XSS Protection
The IAM service provides a layered XSS defense pipeline that runs on every user-supplied string. The pipeline consists of three components that work together: sanitizeInput performs deep multi-pass HTML stripping and entity encoding, makeSanitizedZodString integrates that sanitizer into Zod schemas so validation and sanitization happen in a single step, and validateZodSchema orchestrates the whole flow while automatically banning the client's IP when an XSS payload is detected.

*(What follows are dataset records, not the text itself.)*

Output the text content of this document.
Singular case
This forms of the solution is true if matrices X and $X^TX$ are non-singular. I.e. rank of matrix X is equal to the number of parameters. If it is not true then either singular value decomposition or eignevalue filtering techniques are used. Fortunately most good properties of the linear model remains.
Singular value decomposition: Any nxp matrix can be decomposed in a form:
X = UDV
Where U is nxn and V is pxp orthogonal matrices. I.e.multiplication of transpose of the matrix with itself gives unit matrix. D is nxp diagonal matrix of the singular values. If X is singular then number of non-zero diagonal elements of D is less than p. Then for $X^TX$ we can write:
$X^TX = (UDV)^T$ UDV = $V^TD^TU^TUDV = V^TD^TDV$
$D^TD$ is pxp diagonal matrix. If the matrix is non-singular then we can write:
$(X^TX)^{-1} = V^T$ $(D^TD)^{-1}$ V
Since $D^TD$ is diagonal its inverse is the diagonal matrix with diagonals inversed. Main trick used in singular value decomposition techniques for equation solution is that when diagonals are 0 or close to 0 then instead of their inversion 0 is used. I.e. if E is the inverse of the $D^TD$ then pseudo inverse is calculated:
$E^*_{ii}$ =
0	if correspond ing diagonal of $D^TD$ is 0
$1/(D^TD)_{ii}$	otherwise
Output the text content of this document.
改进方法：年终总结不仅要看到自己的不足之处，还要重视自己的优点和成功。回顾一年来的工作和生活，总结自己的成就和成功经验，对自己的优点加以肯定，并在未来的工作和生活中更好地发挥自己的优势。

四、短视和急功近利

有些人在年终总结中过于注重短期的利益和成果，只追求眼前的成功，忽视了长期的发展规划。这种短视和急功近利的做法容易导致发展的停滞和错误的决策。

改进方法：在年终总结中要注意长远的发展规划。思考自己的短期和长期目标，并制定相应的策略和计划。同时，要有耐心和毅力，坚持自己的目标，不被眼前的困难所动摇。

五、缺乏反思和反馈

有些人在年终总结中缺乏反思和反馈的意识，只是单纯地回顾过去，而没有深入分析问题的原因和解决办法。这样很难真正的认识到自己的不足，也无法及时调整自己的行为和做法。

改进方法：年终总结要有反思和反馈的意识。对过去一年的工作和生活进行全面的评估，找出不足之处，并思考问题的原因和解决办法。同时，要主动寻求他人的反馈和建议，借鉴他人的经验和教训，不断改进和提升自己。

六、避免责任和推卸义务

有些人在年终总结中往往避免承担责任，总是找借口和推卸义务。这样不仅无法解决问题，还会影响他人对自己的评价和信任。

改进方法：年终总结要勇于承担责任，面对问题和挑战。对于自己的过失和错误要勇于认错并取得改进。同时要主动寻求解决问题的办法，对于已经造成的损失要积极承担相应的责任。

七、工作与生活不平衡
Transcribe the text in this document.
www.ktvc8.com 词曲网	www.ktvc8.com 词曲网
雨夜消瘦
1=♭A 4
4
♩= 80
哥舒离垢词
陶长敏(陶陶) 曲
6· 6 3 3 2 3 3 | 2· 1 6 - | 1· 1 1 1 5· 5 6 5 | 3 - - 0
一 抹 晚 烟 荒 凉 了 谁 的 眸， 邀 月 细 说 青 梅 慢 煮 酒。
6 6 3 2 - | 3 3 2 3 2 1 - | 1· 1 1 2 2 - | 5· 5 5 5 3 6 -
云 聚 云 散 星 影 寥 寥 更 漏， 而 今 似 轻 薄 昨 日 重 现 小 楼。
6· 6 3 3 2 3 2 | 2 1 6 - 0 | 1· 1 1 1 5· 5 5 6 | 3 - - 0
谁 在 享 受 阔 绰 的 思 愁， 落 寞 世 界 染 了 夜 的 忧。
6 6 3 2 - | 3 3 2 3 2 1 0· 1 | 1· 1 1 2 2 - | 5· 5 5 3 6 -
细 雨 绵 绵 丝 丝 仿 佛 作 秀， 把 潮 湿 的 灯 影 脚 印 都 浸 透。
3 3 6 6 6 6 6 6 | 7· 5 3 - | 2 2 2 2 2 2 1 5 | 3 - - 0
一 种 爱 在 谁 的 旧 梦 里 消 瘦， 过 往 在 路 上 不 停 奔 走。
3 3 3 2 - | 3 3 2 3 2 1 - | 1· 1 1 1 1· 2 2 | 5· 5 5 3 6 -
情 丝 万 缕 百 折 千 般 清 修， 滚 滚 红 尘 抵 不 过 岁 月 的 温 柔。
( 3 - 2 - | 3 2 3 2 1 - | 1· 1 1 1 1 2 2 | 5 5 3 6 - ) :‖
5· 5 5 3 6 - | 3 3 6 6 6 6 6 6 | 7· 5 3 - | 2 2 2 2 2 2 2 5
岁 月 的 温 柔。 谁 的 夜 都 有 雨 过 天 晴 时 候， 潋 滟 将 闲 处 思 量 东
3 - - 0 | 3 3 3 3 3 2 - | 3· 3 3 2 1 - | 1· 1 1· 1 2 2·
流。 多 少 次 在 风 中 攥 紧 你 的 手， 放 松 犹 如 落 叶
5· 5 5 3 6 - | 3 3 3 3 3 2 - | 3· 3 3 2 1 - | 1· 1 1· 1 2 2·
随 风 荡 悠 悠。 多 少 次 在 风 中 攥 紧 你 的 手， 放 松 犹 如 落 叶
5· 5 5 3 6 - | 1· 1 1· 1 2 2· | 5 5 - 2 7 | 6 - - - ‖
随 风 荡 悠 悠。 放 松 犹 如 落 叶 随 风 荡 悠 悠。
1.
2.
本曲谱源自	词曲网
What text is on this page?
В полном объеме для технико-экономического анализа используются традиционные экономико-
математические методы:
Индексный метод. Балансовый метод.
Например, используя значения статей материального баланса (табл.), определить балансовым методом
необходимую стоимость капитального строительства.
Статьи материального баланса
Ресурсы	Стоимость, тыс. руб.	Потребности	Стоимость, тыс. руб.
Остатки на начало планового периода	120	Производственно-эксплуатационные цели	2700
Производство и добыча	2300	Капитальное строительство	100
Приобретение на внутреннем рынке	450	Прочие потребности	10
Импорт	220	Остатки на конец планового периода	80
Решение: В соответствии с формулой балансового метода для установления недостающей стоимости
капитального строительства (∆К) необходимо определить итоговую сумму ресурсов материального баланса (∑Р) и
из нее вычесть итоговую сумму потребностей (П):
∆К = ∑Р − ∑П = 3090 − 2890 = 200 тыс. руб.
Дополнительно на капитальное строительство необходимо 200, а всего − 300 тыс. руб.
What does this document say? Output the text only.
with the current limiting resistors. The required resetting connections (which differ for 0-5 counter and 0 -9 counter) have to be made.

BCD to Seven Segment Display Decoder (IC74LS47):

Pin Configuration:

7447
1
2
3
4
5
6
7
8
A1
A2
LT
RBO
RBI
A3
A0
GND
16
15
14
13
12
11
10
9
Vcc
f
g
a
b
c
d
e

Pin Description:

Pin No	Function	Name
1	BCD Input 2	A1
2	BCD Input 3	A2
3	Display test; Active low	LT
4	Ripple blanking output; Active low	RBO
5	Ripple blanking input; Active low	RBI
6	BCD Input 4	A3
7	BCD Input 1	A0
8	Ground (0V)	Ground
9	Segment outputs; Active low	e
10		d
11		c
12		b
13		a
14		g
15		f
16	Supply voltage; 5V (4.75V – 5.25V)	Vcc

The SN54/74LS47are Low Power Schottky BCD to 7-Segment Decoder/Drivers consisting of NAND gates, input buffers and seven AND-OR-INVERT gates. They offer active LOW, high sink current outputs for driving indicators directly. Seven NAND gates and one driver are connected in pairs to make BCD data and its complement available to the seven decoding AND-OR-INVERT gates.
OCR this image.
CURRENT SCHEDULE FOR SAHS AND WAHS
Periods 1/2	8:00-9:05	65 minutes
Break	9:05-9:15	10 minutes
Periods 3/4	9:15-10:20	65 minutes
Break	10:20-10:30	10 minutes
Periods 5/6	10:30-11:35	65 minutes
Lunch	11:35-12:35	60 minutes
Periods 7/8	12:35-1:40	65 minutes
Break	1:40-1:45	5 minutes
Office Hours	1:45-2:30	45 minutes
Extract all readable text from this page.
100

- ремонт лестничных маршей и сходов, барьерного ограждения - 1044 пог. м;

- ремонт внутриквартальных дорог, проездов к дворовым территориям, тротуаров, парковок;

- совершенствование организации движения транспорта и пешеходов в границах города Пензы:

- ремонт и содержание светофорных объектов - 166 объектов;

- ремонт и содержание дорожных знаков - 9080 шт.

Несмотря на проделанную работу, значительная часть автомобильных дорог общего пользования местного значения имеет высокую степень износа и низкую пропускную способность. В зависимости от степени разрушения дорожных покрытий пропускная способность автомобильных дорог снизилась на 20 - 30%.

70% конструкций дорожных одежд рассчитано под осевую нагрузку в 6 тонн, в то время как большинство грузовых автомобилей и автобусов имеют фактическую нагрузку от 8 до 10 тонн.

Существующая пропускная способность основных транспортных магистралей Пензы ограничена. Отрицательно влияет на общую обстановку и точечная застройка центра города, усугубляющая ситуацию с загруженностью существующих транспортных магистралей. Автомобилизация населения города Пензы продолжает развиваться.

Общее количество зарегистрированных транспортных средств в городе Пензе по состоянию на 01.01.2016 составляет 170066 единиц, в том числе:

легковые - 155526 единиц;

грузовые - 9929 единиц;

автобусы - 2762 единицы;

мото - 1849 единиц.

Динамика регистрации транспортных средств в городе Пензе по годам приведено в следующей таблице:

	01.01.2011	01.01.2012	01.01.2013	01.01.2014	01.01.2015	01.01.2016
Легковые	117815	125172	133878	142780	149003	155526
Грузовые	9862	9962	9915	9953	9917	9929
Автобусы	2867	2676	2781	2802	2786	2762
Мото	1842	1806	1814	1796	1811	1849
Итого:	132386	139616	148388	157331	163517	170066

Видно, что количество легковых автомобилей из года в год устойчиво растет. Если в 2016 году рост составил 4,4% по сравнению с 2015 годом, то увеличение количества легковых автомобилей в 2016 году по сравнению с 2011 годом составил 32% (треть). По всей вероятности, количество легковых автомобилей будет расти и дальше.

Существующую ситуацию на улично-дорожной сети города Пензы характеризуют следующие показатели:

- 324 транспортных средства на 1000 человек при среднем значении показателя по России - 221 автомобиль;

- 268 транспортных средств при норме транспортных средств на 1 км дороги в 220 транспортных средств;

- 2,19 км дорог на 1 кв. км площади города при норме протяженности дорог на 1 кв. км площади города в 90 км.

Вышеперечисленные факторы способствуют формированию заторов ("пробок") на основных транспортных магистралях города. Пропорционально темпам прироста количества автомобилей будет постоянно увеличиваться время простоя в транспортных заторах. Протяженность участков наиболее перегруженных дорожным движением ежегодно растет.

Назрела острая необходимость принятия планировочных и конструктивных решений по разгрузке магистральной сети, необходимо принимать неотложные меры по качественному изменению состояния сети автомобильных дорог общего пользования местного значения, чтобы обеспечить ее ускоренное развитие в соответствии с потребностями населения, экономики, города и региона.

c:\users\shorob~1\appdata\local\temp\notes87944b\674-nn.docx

All three utilities are exported from @riavzon/auth for use in your own route handlers. The built-in authentication controllers (signup, login, MFA verification, email update, password reset, OAuth) already use the full pipeline on every field that accepts user input.
Sanitization pipeline
sanitizeInput (exported as the default from htmlSanitizer) is the core sanitization function. It accepts a raw string and returns a cleaned string along with a detection report indicating whether any HTML was found during processing.
import sanitizeInput from '@riavzon/auth'
const { vall, results } = sanitizeInput(userInput)
if (results.htmlFound) {
// HTML or script injection was detected and stripped
console.log('Detected tags:', results.tags)
}
// vall is the fully sanitized string, safe for storage or rendering
The function performs 8 sequential stages. Each stage builds on the previous one, and an attacker must bypass all of them for a payload to survive.
Length guard
Before any processing, the sanitizer rejects input longer than htmlSanitizer.maxAllowedInputLength (default 50000). Oversized input throws rather than entering the loop. This is the hard cap on CPU cost for a single call.
Unicode normalization
The input is normalized to NFKC, which collapses visually similar characters to their canonical form Zero-width characters, soft hyphens, byte-order marks, and bidirectional override characters are stripped in the same pass. Halfwidth and
fullwidth ASCII characters (U+FF01 through U+FF5E) are transliterated back to standard ASCII. This defeats payloads that hide tags inside fullwidth substitutions such as \uFF1C for <.
Strict URI decode
decodeURIComponent is called once inside a try/catch. If the call throws (malformed percent-encoding like %ZZ), the input is rejected immediately and returned as an empty string with htmlFound: true. Legitimate input does not contain malformed URI sequences, so rejecting early keeps broken data out of the loop.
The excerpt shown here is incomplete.